학술논문

IDIO: Network-Driven, Inbound Network Data Orchestration on Server Processors
Document Type
Conference
Source
2022 55th IEEE/ACM International Symposium on Microarchitecture (MICRO) MICRO Microarchitecture (MICRO), 2022 55th IEEE/ACM International Symposium on. :480-493 Oct, 2022
Subject
Components, Circuits, Devices and Systems
Computing and Processing
Program processors
Microarchitecture
Prefetching
Random access memory
Bandwidth
Tail
System-on-chip
Non-inclusive Cache
DDIO
Datacenter Network
Language
Abstract
High-bandwidth network interface cards (NICs), each capable of transferring 100s of Gigabits per second, are making inroads into the servers of next-generation datacenters. Such unprecedented data delivery rates impose immense pressure, especially on the server’s memory subsystem, as NICs first transfer network data to DRAM before processing. To alleviate the pressure, the cache hierarchy has evolved, supporting a direct data I/O (DDIO) technology to directly place network data in the last-level cache (LLC). Subsequently, various policies have been explored to manage such LLC and have proven to effectively reduce service latency and memory bandwidth consumption of network applications. However, the more recent evolution of the cache hierarchy decreased the size of LLC per core but significantly increased that of midlevel cache (MLC) with a non-inclusive policy. This calls for a re-examination of the aforementioned DDIO technology and management policies.

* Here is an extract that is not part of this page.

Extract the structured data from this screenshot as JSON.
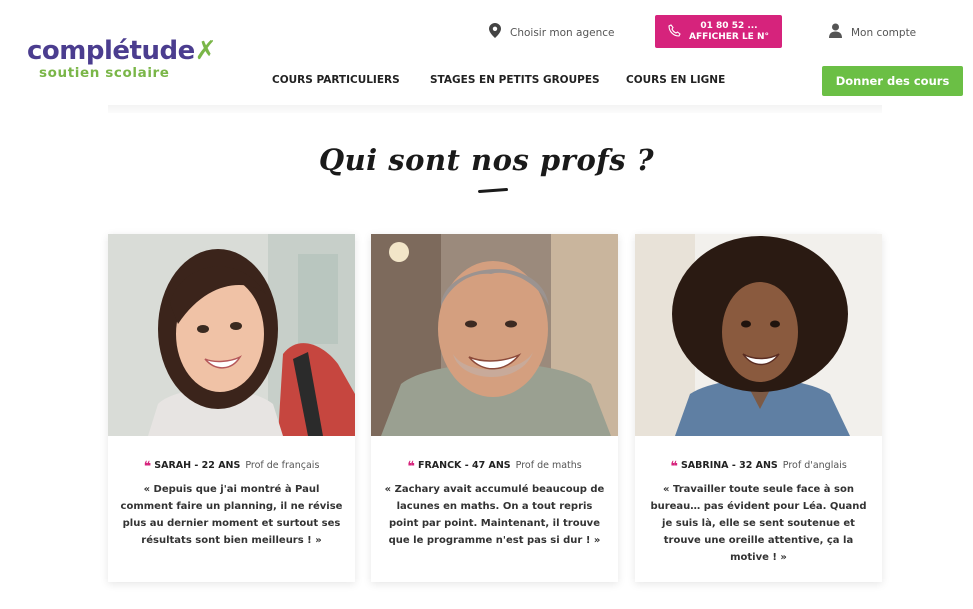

In this paper, first, we identify three shortcomings of the current static data placement policy placing network data to LLC first and the non-inclusive policy with a commercial server system: (1) ineffectively using large MLC, (2) suffering from high rates of writebacks from MLC to LLC, and (3) breaking the isolation between application and network data enforced by limiting cache ways for DDIO. Second, to tackle the three shortcomings, we propose an intelligent direct I/O (IDIO) technology that extends DDIO to MLC and provides three synergistic mechanisms: (1) self-invalidating I/O buffer, (2) network-driven MLC prefetching, and (3) selective direct DRAM access. Our detailed experiments using a full-system simulator — capable of running modern DPDK userspace network functions while sustaining 100Gbps + network bandwidth — show that IDIO significantly reduces data movement (up to 84% MLC and LLC writeback reduction), provides LLC isolation (up to 22% performance improvement), and improves tail latency (up to 38% reduction in 99 th latency) for receive-intensive network applications.